Пётр сидел на стуле, крепко прижав затылок к стене; пропитанная яростным шумом улицы, стена вздрагивала; Пётр молчал, ожидая, что эта дрожь утрясёт хмельной хаос в голове его, изгонит страх. Он ничего не мог вспомнить из того, о чём говорил брат. И было очень обидно слышать, что брат говорит голосом судьи, словами старшего; было жутко ждать, что ещё скажет Алексей.
- Что с тобой? - допытывался он, все подпрыгивая.- Сказал, что едешь к Никите...
- Я у него был.
- И я был. Когда на депешу ответили, что тебя там нет, я, конечно, туда поскакал. Испугались все; ведь - на земле живём, могут и убить.
- Завелась во мне какая-то дрянь, - тихо, виновато сознался Пётр.
- Так её на люди выносить надо? Пойми: ты на дело наше тень бросаешь! Какое там у тебя жертвоприношение? Что ты - персиянин? С мальчиками возишься? Какой мальчик?
Приглаживая волосы на голове и бороду обеими руками, Пётр сказал сквозь пальцы:
- Илья... всё из-за него...
И медленно, нерешительно, точно нащупывая тропу в темноте, он стал рассказывать Алексею о ссоре с Ильёй; долго говорить не пришлось; брат облегчённо и громко сказал:
- Ф-фу! Ну, это - ничего! А Локтев понял по-азиатски, скандально. Значит - Илья? Ну, брат, ты прости, только это - неразумно. Купечество должно всему учиться, на все точки жизни встать, а ты...
Он очень долго и красноречиво говорил о том, что дети купцов должны быть инженерами, чиновниками, офицерами. Оглушающий шум лез в окно; подъезжали экипажи к театру, кричали продавцы прохладительных напитков и мороженого; особенно невыносимо грохотала музыка в павильоне, построенном бразильцами из железа и стекла, на сваях, над водою канала.

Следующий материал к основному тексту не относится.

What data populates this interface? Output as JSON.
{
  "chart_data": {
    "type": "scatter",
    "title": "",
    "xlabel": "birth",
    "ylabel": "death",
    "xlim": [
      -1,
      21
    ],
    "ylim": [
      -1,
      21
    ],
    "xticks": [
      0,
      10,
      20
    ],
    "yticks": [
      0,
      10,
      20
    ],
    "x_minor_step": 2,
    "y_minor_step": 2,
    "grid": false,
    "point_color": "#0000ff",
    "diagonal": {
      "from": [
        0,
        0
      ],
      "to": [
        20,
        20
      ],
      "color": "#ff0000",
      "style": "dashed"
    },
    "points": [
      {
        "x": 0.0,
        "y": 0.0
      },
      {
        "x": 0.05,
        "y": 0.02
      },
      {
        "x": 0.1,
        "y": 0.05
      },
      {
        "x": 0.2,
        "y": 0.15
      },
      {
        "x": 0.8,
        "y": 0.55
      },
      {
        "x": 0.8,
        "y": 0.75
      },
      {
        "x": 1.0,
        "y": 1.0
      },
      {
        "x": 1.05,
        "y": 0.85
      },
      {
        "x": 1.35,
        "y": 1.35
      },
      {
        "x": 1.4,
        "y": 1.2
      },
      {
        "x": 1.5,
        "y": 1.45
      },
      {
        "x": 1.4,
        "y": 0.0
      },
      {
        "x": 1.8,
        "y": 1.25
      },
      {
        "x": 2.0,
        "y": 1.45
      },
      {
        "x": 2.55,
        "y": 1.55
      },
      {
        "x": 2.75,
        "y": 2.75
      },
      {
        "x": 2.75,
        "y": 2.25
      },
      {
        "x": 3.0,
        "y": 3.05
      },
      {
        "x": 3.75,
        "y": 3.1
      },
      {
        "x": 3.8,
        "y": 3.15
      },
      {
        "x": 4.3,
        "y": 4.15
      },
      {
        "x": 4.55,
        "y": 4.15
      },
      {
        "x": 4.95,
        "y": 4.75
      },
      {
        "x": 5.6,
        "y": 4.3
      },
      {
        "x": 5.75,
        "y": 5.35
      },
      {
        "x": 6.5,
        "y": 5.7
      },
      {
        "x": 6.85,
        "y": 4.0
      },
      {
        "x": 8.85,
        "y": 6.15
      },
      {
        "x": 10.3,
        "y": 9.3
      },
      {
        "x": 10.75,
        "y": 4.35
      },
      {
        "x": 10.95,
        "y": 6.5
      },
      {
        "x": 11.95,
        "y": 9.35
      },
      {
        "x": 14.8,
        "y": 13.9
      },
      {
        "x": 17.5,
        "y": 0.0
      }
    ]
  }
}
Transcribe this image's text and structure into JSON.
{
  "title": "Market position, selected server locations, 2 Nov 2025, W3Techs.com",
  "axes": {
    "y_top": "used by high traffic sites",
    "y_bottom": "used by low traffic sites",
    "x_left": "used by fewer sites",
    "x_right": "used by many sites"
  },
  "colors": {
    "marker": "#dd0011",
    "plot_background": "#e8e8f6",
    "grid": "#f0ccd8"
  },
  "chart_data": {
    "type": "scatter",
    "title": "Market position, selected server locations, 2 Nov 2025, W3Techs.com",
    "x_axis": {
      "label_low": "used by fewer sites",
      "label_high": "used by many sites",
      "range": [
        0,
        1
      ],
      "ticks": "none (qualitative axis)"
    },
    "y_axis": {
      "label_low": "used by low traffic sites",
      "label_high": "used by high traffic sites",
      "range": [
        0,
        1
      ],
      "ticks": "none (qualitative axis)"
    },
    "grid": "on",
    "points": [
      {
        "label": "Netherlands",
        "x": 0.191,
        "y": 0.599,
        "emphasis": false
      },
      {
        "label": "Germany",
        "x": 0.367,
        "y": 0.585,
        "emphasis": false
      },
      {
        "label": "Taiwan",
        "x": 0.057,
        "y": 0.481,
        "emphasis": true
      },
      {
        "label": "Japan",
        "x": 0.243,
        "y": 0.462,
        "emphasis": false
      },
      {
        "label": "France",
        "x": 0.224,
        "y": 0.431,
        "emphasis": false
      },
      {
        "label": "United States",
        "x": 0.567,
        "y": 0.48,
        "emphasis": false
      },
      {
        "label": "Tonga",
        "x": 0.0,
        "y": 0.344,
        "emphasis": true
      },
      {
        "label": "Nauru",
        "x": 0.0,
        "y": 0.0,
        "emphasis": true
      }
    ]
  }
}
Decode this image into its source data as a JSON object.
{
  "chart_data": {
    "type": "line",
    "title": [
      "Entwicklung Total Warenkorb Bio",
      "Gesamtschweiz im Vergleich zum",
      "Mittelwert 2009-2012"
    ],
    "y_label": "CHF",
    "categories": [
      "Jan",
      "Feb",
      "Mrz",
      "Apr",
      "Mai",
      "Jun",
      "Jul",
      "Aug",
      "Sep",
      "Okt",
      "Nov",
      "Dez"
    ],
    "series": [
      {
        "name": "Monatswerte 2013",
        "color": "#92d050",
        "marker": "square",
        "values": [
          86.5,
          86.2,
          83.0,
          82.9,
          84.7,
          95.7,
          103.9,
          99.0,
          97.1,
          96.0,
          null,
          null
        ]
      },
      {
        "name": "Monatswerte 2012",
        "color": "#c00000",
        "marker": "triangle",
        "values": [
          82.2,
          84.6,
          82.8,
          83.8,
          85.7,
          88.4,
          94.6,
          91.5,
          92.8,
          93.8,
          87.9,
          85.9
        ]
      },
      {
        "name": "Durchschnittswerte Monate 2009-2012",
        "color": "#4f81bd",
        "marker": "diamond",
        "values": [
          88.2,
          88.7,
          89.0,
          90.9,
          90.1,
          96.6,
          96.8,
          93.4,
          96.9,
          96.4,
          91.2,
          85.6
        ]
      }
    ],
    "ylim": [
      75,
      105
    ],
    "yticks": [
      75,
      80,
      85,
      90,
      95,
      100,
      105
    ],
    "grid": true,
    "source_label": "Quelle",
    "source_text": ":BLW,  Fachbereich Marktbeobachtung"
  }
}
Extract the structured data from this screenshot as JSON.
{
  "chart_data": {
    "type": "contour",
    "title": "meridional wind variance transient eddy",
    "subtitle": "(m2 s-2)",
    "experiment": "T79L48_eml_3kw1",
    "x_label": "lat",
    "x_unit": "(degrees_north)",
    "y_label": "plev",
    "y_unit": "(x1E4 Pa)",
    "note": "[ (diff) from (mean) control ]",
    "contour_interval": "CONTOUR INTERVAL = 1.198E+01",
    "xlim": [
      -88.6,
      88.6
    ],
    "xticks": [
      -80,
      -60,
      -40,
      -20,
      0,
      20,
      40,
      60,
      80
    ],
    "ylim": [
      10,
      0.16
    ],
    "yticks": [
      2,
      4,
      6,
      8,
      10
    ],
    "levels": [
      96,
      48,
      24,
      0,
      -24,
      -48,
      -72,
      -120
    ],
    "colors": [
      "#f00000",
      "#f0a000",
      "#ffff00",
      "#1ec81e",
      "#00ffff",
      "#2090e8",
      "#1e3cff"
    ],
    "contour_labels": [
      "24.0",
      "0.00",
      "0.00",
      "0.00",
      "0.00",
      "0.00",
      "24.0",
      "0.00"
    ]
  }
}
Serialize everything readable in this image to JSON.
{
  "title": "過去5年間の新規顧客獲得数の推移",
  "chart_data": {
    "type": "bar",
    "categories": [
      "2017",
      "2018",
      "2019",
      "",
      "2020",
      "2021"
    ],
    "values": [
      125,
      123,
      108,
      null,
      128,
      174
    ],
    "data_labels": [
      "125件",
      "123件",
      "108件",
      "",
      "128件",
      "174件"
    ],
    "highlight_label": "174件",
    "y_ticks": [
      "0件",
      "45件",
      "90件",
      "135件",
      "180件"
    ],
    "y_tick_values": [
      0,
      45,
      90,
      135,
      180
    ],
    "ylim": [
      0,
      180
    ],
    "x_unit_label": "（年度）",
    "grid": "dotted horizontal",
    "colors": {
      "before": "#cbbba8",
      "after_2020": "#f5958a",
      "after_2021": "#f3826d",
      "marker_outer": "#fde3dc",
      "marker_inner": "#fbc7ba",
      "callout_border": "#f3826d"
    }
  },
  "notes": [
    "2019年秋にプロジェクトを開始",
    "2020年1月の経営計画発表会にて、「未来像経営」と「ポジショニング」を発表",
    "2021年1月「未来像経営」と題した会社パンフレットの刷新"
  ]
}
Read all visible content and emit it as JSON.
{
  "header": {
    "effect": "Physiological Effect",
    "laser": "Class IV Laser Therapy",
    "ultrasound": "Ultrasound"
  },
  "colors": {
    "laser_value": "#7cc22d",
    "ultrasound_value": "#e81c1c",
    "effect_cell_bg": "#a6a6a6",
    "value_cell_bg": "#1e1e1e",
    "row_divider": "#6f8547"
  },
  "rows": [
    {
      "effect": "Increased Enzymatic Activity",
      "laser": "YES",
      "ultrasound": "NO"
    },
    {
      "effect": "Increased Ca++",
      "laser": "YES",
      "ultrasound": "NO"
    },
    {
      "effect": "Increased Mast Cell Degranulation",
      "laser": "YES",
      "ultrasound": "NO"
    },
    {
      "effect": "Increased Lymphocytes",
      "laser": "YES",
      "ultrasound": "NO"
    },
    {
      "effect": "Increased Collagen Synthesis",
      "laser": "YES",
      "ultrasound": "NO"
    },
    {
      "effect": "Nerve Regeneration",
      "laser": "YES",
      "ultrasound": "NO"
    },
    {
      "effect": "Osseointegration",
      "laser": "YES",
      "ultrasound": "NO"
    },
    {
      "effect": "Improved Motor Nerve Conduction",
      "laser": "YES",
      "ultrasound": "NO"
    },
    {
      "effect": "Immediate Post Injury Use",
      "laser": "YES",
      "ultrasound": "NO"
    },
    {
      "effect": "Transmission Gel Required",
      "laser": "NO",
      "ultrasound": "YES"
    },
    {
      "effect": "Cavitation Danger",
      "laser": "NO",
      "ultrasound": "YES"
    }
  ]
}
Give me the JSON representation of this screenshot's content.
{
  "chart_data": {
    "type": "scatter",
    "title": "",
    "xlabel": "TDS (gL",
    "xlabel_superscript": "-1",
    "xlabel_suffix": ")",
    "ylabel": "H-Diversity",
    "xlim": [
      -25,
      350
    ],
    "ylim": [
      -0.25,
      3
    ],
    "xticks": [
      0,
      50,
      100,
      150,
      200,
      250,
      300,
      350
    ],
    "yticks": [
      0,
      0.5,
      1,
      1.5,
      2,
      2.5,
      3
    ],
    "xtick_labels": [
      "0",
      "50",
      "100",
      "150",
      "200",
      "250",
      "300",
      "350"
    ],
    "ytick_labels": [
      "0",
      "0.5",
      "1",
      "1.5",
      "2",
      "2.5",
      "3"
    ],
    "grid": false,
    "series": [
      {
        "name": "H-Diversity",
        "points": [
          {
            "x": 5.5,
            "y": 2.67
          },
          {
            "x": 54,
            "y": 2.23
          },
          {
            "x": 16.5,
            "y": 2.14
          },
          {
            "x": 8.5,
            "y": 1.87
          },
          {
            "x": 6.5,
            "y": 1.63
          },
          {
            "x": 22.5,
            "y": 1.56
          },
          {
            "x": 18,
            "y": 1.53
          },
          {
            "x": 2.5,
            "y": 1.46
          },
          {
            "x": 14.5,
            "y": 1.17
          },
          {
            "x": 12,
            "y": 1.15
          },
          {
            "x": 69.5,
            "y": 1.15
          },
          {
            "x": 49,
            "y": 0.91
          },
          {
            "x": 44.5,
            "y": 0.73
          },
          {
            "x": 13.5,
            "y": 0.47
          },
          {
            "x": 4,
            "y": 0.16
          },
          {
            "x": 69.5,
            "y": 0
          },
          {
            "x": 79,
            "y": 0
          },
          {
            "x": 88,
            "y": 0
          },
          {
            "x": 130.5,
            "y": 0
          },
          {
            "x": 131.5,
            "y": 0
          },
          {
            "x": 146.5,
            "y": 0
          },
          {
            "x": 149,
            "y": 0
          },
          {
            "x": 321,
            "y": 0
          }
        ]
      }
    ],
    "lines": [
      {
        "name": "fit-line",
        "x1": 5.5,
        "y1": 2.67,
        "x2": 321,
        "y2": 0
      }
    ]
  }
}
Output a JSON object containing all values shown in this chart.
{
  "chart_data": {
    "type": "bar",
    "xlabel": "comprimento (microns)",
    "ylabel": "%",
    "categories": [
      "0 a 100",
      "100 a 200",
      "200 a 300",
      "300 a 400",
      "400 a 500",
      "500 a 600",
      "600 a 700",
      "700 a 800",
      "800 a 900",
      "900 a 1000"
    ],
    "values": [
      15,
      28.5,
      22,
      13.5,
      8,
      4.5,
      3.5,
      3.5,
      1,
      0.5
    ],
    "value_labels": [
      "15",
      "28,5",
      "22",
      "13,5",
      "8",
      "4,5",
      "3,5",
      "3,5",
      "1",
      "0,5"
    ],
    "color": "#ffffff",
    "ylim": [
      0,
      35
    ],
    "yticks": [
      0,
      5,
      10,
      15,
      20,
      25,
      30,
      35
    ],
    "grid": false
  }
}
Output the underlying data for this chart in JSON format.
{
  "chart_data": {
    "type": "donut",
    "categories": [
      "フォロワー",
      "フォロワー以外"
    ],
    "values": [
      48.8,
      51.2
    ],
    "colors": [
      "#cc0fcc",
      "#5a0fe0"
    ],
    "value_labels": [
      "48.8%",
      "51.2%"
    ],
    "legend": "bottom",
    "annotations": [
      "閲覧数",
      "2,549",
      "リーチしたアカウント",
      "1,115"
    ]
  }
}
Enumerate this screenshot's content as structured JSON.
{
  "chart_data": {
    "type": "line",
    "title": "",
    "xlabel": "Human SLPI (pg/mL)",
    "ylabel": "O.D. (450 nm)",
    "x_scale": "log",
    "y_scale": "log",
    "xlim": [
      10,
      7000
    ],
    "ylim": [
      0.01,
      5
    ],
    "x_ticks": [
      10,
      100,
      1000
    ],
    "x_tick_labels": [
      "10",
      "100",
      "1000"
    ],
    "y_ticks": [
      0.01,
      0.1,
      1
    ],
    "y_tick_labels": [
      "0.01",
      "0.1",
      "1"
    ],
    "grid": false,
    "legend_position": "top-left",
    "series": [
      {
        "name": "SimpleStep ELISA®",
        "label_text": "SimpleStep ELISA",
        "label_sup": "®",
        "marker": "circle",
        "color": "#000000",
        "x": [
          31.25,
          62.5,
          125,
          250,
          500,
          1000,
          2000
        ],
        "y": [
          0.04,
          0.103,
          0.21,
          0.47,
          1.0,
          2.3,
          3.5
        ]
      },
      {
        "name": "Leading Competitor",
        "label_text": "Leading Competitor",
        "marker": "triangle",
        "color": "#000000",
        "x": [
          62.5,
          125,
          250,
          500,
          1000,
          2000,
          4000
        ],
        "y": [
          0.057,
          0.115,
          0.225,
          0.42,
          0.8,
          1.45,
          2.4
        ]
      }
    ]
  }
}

Удары барабана напоминали о Пауле Менотти.
- Какая-то дрянь завелась во мне, - повторил Артамонов старший, щупая ухо, а другою рукой наливая коньяку в стакан лимонада; брат взял бутылку из руки его, предупредив:
- Смотри, опять напьёшься. Вот у меня Мирон учится на инженера сделай милость! За границу хочет ехать - пожалуйста! Всё это - в дом, а не из дома. Ты - пойми, наше сословие - главная сила...
Петру ничего не хотелось понимать. Под оживлённый говорок брата он думал, что вот этот человек достиг чем-то уважения и дружбы людей, которые богаче и, наверное, умнее его, они ворочают торговлей всей страны, другой брат, спрятавшись в монастыре, приобретает славу мудреца и праведника, а вот он, Пётр, предан на растерзание каким-то случаям. Почему? За что?